To begin, open two connections to the master server. In the first tab, log into MySQL server with SUPER privileges and run the following command to ensure that no data can be written to any tables:
FLUSH TABLES WITH READ LOCK;
As long as the connection is active, the lock will remain. In the other tab, dump the MySQL data from the server:
mysqldump -u root --all-databases --master-data > ~/master-data.sql
The –master-data option will ensure the the master binary log coordinates are included in the SQL dump. Once the dump is completed, return to the connection that is holding the lock and release:
After unlocking the tables enter some new data. This will demonstrate the master getting new data while you are in the process of setting up replication:
INSERT INTO replication.users (name) VALUES ('Daryl');
Now that the data has been collected and the locks released the second connection tab can be closed. Opening the SQL dump shows the following lines:
... -- -- Position to start replication or point-in-time recovery from -- CHANGE MASTER TO MASTER_LOG_FILE='mysql-bin.000006', MASTER_LOG_POS=1206; ...

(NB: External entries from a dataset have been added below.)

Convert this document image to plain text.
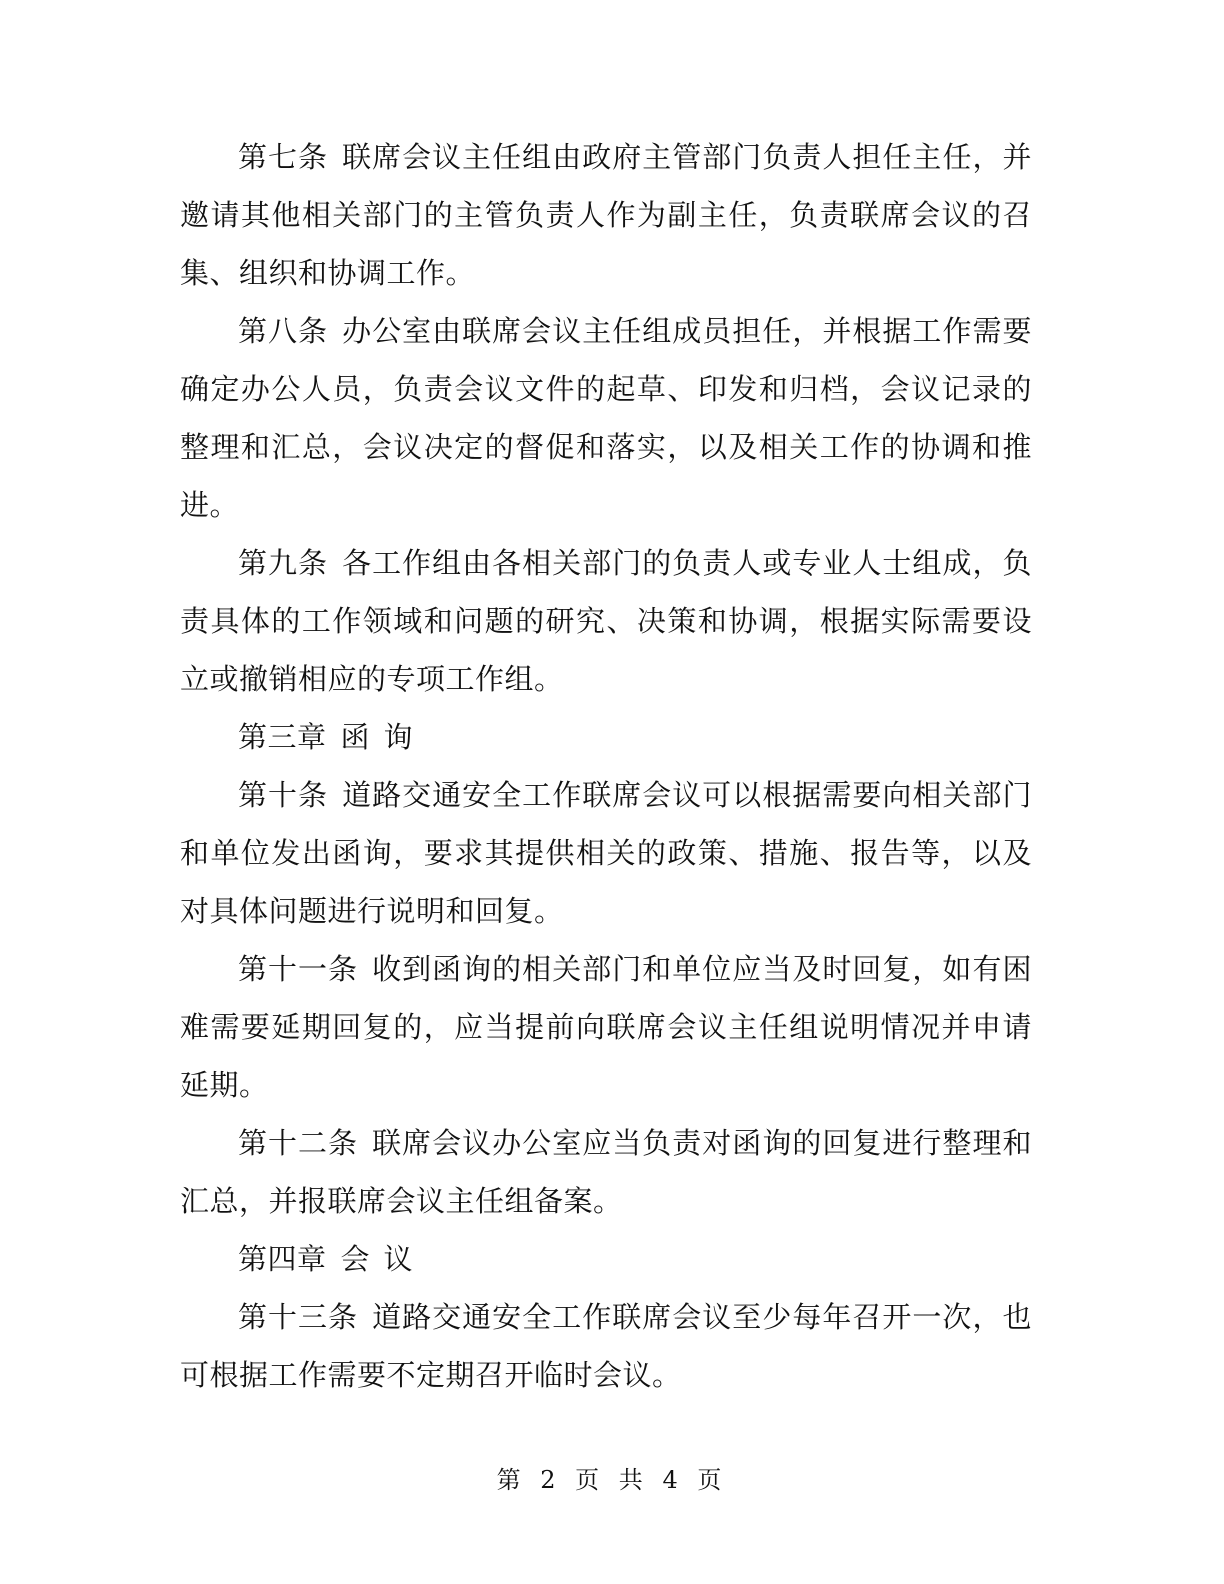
第七条 联席会议主任组由政府主管部门负责人担任主任，并邀请其他相关部门的主管负责人作为副主任，负责联席会议的召集、组织和协调工作。

第八条 办公室由联席会议主任组成员担任，并根据工作需要确定办公人员，负责会议文件的起草、印发和归档，会议记录的整理和汇总，会议决定的督促和落实，以及相关工作的协调和推进。

第九条 各工作组由各相关部门的负责人或专业人士组成，负责具体的工作领域和问题的研究、决策和协调，根据实际需要设立或撤销相应的专项工作组。

第三章 函询

第十条 道路交通安全工作联席会议可以根据需要向相关部门和单位发出函询，要求其提供相关的政策、措施、报告等，以及对具体问题进行说明和回复。

第十一条 收到函询的相关部门和单位应当及时回复，如有困难需要延期回复的，应当提前向联席会议主任组说明情况并申请延期。

第十二条 联席会议办公室应当负责对函询的回复进行整理和汇总，并报联席会议主任组备案。

第四章 会议

第十三条 道路交通安全工作联席会议至少每年召开一次，也可根据工作需要不定期召开临时会议。

第 2 页 共 4 页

These configurations will auto set the slave to the correct position in the master binary log when the SQL dump is imported into the slave server. Next copy the dump to the slave server:
scp ~/master-data.sql email@example.com:~
Now on the slave server, update the my.cnf conf file and restart the server:
[mysqld] server-id = 20 skip-slave-start = true read_only = true relay-log = /var/log/mysql/slave-relay-bin slave_parallel_workers = 2
Next, connect to the master just as before except without specifying the MASTER_LOG_FILE or MASTER_LOG_POS since those are defined in the SQL dump:
CHANGE MASTER TO MASTER_HOST = '10.2.2.2', MASTER_USER = 'slave', MASTER_PASSWORD = '';
At this point SHOW SLAVE STATUS should display no errors and have all the master info except the binary log name and position. Next import the SQL dump:
mysql -u root < ~/master-data.sql
And verify the data was imported:
SELECT * FROM replication.users; +----+--------+ | id | name | +----+--------+ | 1 | Jodi | | 2 | Rick | | 3 | Carl | | 4 | Judith | +----+--------+
As expected we only see the data from the dump, not the data that was added after. Finally start the replication, verify that replication is running, and select the data again:
START SLAVE; SHOW SLAVE STATUS; SELECT * FROM replication.users; +----+--------+ | id | name | +----+--------+ | 1 | Jodi | | 2 | Rick | | 3 | Carl | | 4 | Judith | | 5 | Daryl | +----+--------+
The replication picked up where it should have and the new data has been successfully replicated into the slave. Also notice in the output from the SHOW SLAVE STATUS, the master binary coordinates were correctly imported via the dump:
... Master_Log_File: mysql-bin.000006 Read_Master_Log_Pos: 1887 ...
MySQL replication is essential to any system architecture and can provide numerous performance benefits as well as back up capabilities. It is important to note that replication should not be the only data backup system in place but it can help augment other systems. For large applications, numerous slaves can be set up and connections can be pooled and balanced amongst the various servers to prevent any single server from being overloaded. This will also shift load from the master write server to a distributed slave read network. There are other replication topologies, such as master-master, as well as numerous system set ups to help maximize performance and availability from a system stack.